India Conquered by Jon Wilson

Author:Jon Wilson [Wilson, Jon]
Language: eng
Format: epub
ISBN: 9781471101274
Publisher: Simon & Schuster UK


10

THE LEGALIZATION OF INDIA

Albert Edward, Prince of Wales, visited India in 1875. With a retinue of a dozen doctors, journalists, churchmen and lords, he hunted and dined through every part of India with splendid self-confidence. A year later Queen Victoria had herself officially declared Kaisar-e-Hind, Empress of India. In 1877, an elaborate ceremony was held in the old Mughal capital of Delhi to confirm the new title. With these acts, officials said, ‘the union of India with England has been asserted to be indissoluble’.

Motivated more by Britain’s status in Europe than the administration of India, the new pageantry was very shallow.
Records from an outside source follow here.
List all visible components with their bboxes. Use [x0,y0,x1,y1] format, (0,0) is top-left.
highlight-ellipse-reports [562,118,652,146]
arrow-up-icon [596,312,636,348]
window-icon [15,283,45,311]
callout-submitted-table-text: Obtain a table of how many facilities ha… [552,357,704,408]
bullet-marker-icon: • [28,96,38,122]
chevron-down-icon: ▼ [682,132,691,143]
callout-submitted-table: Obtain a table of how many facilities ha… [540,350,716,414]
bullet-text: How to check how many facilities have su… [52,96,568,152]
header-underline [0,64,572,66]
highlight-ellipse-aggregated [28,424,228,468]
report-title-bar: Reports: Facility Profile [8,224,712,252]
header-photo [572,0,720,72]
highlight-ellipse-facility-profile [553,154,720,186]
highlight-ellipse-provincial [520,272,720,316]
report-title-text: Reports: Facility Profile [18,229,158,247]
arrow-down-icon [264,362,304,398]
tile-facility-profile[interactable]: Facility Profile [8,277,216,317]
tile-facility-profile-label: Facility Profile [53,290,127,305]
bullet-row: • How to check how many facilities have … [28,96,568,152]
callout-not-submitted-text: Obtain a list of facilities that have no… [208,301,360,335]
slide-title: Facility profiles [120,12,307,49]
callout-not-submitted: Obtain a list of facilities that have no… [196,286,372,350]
Beneath their new elaborate costumes, the British officers charged with the day-to-day administration of India were still gripped by panic. Twenty years after Britain had reconquered the northern provinces of India, the imperial bureaucrats who ruled India were newly fearful about the security of their regime.

There was paranoia on India’s borders, which led to war against assertive neighbours in Afghanistan and Burma. There were new concerns about internal resistance, where memories of the mutiny gave imperial officials a heightened sense of their insecurity. The murder of two British judges in the late 1860s persuaded British officers that ‘sources of anxiety’ were very real. Bureaucrats saw seditious conspiracies everywhere, blaming them on the ‘fanaticism’ of Muslims and the hostile ‘national sentiment’ of Hindus. Muslim radicals were incarcerated, tortured and convicted of waging war against the Queen, despite thin evidence. At the same time, British officers started to note the emergence of new political associations organizing in the urban centres of the subcontinent from Lahore and Dhaka to Madras.
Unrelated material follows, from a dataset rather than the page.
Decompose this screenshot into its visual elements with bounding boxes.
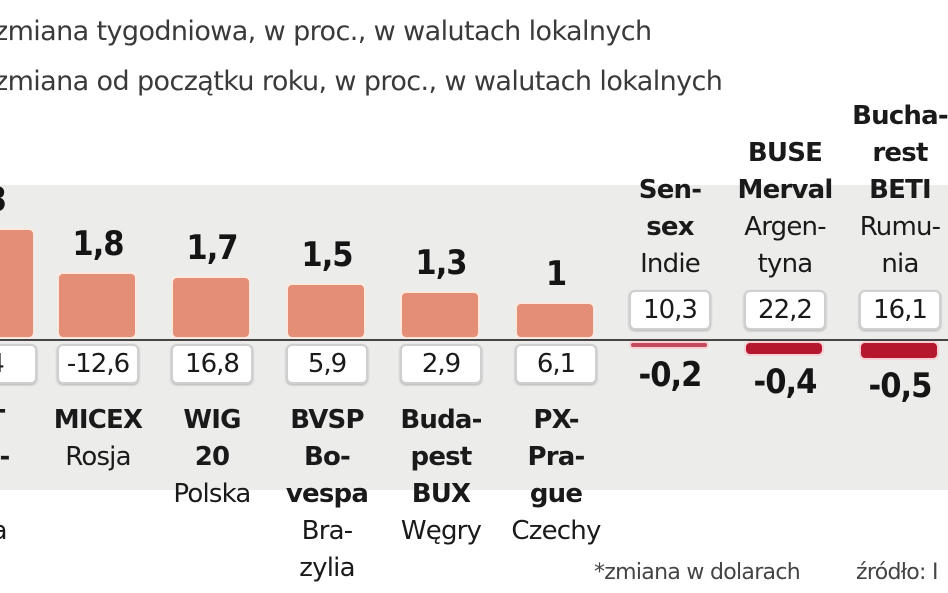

Western India was the area of greatest worry. Two developments particularly concerned the British.

The first was the birth of the Pune Sarvajanik Sabha, an organization founded in 1870 by a group of men who wanted to voice criticism within the institutions of the imperial regime, led by the judicial officer and social reformer Mahadev Govind Ranade. Born in 1842 to a family of Brahmin government officials, Ranade was one of the first students to be educated at the University of Bombay. He started off as a fervent critic of British rule. Ranade’s scholarship was suspended after he wrote an essay saying India was better off before the British conquest. Throughout his life, he sought to revive the ‘national’ spirit of self-rule he saw in Shivaji’s Maratha state; Ranade wrote a history, the Rise of the Maratha Power, which attributed its growth and survival to popular patriotic sentiment. But Ranade’s celebration of India’s past was increasingly coupled with a clear sense of the opportunities that lay open in modern, British-ruled India. If they were ‘roused’ by institutions articulating their voice and left for the most part to rule themselves, Ranade thought there was scope for ‘the mass of the people’ to flourish under British sovereignty. He compared the British conquest in India to what he saw as William the Conqueror’s beneficial invasion of England in 1066.1

His style of critical loyalism did not prevent British officers from suspecting that Ranade supported violent opposition to British power.